From my perspective, the new tooling from both groups is an evolution of Defense Evasion I have observed consistently by threat actors in general. Not pentesters or red teams to be clear. Those two groups don't need to, or have the time to, develop and use this level of sophistication in their toolkits. Both Kimsuky and Lazarus tooling have a heavy reliance on legitimate services/processes (regsvr32, scheduled tasks, service enumeration), multi-stage infection chains with each stage encrypted differently, memory-resident execution to avoid disk-based detection, dynamic API resolution to evade signature-based detection, file attribute mimicking (win32k.sys, cmd.exe) to appear legitimate, and encrypted C2 over standard protocols (HTTP/HTTPS) blending with normal traffic. These techniques allow for the utmost sophistication in Defense Evasion demanding the utmost skilled Threat Hunters to detect them. Our most recent blog CHAMELEON#NET highlights a technique where reversed XOR bytes at even indices are used to build an embedded payload. This is not specifically Kimsuky or Lazarus, but advanced techniques in malware today to evade defenses are becoming more commonplace - and even expected. Geo-political agendas aside, adversaries are always going to be searching for new ways to blend in and adapt to the defensive tooling employed by their targets. The most nefarious I've seen to date has been defense evasion in the actual hiring process of a company. Dozens of Fortune 100 organizations have unknowingly hired IT workers from North Korea, according to Mandiant Consulting CTO Charles Carmakal in September 2024. Even CrowdStrike reported North Korean IT workers (tracked as Famous Chollima) were behind 304 incidents in 2024, with activities ramping up during the latter half of the year. And Microsoft reported on January 3, 2025, the Justice Department released an indictment identifying two North Korean nationals and three facilitators responsible for conducting fraudulent work between 2018 and 2024, generating revenue of at least $866,255 from only ten of the at least 64 infiltrated US companies.

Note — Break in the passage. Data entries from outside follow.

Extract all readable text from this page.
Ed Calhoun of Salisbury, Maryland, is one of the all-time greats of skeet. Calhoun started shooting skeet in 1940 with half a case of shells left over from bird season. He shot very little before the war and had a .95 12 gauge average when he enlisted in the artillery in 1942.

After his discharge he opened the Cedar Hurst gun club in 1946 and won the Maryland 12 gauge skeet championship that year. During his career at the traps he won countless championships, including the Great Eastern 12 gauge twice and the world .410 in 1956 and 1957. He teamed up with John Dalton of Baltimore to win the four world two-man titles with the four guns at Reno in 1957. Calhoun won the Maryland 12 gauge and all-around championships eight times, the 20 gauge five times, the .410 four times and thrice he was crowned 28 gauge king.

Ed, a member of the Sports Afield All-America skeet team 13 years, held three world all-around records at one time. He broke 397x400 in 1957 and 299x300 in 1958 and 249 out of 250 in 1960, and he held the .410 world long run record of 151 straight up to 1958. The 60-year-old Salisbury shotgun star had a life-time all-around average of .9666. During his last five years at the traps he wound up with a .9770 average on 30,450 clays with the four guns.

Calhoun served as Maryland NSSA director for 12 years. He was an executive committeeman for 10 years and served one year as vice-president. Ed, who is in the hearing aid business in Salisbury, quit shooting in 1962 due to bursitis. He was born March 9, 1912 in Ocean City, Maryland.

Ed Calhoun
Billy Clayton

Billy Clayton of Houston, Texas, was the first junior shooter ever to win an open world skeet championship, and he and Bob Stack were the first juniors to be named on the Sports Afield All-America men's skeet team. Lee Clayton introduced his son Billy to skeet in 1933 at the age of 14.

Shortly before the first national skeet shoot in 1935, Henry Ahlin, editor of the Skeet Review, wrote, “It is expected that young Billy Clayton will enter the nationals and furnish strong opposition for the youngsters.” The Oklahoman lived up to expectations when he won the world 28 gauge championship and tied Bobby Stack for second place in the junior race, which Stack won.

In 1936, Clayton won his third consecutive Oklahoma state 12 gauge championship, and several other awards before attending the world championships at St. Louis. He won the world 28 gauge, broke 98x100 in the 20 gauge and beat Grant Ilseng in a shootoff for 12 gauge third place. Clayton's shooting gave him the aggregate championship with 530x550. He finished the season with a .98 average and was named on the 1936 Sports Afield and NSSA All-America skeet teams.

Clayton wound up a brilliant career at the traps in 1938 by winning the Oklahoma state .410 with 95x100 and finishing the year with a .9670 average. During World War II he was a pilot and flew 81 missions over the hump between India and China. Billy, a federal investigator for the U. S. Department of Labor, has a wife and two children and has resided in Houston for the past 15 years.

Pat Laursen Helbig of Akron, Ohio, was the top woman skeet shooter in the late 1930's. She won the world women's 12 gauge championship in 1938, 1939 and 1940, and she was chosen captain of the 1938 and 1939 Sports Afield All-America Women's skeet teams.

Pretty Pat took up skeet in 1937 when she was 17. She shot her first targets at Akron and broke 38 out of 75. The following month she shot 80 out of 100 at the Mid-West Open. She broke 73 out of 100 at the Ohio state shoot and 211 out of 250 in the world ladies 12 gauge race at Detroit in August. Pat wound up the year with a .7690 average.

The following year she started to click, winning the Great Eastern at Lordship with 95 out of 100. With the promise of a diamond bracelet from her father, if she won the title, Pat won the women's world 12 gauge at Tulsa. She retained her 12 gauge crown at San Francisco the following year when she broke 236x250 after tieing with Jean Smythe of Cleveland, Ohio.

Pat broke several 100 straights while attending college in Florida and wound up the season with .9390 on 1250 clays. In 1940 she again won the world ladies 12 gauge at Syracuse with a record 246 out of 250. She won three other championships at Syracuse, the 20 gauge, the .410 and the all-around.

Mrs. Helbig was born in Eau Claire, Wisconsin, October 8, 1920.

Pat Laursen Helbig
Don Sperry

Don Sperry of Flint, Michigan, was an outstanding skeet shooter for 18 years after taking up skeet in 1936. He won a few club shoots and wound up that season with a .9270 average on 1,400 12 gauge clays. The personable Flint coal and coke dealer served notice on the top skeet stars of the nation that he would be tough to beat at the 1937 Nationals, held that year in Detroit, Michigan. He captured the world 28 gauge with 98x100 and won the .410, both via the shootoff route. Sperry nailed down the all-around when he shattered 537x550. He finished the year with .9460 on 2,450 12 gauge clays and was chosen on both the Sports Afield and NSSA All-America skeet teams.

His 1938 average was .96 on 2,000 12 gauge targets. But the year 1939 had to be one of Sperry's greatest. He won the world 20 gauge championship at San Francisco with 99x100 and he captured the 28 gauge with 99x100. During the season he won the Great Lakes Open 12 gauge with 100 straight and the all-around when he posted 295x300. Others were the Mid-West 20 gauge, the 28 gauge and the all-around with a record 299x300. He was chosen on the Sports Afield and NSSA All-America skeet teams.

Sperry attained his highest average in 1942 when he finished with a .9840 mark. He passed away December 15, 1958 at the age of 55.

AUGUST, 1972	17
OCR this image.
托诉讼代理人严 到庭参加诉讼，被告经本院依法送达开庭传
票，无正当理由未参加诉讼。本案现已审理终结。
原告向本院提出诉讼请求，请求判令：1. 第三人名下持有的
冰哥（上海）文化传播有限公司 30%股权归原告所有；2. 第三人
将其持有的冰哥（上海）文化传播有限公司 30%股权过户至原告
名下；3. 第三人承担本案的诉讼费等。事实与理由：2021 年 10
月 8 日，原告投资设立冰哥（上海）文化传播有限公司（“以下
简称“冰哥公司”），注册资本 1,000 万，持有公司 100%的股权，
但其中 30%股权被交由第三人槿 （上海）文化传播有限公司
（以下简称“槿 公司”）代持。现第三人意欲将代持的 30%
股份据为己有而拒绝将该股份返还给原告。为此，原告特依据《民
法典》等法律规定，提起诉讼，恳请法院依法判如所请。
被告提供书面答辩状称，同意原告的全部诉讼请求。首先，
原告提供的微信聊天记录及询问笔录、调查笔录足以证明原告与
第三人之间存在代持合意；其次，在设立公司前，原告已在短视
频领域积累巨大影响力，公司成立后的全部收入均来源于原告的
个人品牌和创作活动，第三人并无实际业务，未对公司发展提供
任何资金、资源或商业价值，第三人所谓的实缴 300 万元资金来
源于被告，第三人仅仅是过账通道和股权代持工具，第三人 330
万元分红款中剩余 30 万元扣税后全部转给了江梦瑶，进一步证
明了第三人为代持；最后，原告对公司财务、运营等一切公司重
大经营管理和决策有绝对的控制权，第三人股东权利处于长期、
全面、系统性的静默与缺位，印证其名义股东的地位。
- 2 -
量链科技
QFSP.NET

My final thoughts on the big picture here: focusing on Initial Access and Defense Evasion is key. Hiring good Threat Hunters and force multiplying their effectiveness with AI and solid endpoint telemetry beyond EDRs is critical. Layer your defenses without relying on a single 'turn-key' solution to save the day. Stop bogging down your security teams with ticket tracking to 'show their value'. Let them hunt and they will do what they do best... keep you safe.